A Controlled Trial of Tacrine in Alzheimer's Disease

Author Affiliations

From the Center for Alzheimer's Disease and Related Disorders, Indiana University Medical Center, Indianapolis (Dr Farlow); the Clinical Reseach Department (Dr Gracon and Ms Dolan-Ureno) and Biostatistics Department (Ms Lewis), Parke-Davis/Warner-Lambert Company, Ann Arbor, Mich; Department of Neurology, Veterans Affairs Medical Center, State University of New York at Buffalo (Dr Hershey); and West Palm Beach Neurological Group, West Palm Beach, Fla (Dr Sadowsky).
Neurological Associates, Boise, Idaho; Southwest Institute of Clinical Research, Rancho Mirage, Calif; Sunnybrook Medical Center, University of Toronto (Ontario); Department of Neurology, The Graduate Hospital, University of Pennsylvania, Philadelphia; Department of Neurology, University of Missouri Health Sciences Center, Columbia; Deborah Marshall, Nancy Westergaard, Center for Behavioral Medicine, Wheat Ridge, Colo; Center for Alzheimer's Disease and Related Disorders, Indiana University Medical Center, Indianapolis; Department of Behavioral Neurology, Henry Ford Hospital, Detroit, Mich; Department of Neurology, University of Virginia Health Sciences Center, Charlottesville; Department of Neurology, Veterans Affairs Medical Center, State University of New York at Buffalo; Department of Neurology, Medical College of Ohio, Toledo; Psyehopharmacology Research Association of Princeton (NJ); Institute of Mental Health Research, University of Ottawa (Ontario); Department of Medicine, Neurology Division, Roger Williams General Hospital, Providence, RI; Pacific Medical Research Services, Redwood City, Calif; West Palm Beach (Fla) Neurological Group; Department of Psychiatry and Neurology, Tulane University School of Medicine, New Orleans, La; Department of Neurology, Medical College of Virginia, Virginia Commonwealth University, Richmond; Brooklyn (NY) Veterans Affairs Medical Center; Department of Psychiatry, Health Sciences Center, State University of New York at Stony Brook; Neurological Associates, Palos Heights, Ill; Pacific Research Network, Chula Vista, Calif; Department of Neurology, University of Michigan Medical Center, Ann Arbor; Parke-Davis Pharmaceutical Research Division, Warner-Lambert Company, Ann Arbor, Mich.

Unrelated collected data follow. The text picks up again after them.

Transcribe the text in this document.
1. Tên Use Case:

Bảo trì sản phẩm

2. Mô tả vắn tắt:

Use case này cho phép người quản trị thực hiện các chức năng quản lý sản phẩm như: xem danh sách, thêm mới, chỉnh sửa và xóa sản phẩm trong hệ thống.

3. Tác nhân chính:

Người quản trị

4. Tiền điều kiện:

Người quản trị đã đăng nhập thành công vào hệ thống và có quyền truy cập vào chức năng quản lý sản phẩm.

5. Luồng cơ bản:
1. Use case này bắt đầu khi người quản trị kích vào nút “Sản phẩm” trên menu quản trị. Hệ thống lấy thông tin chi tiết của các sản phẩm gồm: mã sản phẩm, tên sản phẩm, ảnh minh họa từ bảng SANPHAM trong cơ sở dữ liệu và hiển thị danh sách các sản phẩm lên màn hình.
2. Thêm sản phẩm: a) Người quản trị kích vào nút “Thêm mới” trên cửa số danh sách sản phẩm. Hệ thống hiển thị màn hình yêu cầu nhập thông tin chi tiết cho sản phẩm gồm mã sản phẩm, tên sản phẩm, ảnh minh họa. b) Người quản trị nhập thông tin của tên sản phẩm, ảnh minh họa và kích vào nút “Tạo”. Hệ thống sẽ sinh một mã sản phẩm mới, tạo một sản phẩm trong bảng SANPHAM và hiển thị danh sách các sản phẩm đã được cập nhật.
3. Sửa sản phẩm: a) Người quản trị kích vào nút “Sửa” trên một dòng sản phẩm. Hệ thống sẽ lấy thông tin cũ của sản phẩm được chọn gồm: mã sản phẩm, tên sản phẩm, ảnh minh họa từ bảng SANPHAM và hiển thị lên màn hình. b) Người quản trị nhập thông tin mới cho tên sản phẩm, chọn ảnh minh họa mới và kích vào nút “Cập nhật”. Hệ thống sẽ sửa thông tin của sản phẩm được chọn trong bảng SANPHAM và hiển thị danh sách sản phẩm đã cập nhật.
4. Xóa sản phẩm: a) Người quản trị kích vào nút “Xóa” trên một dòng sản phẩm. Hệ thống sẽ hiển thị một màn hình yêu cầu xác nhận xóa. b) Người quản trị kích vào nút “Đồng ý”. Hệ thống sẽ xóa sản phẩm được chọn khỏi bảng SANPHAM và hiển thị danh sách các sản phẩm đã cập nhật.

JAMA. 1992;268(18):2523-2529. doi:10.1001/jama.1992.03490180055026
Abstract

Objective.  —To compare efficacy and safety of tacrine hydrochloride with placebo in patients with probable Alzheimer's disease.

Design.  —A 12-week, double-blind, placebo-controlled, parallel-group study.

Setting.  —Outpatients at 23 centers.

Patients.  —Men and women with probable Alzheimer's disease, at least 50 years old, mildly to moderately impaired, without other significant medical conditions.

Interventions.  —In the initial 6 weeks, patients received placebo, 20 mg/d of tacrine, or 40 mg/d of tacrine. In the second 6 weeks, half received the same treatment and half increased tacrine dose: those receiving placebo increased to 20 mg/d, those receiving 20 mg/d increased to 40 mg/d, and those receiving 40 mg/d increased to 80 mg/d.

Primary Outcome Measures.  —Alzheimer's Disease Assessment Scale (ADAS) cognitive component and clinician-rated Clinical Global Impression of Change (CGIC).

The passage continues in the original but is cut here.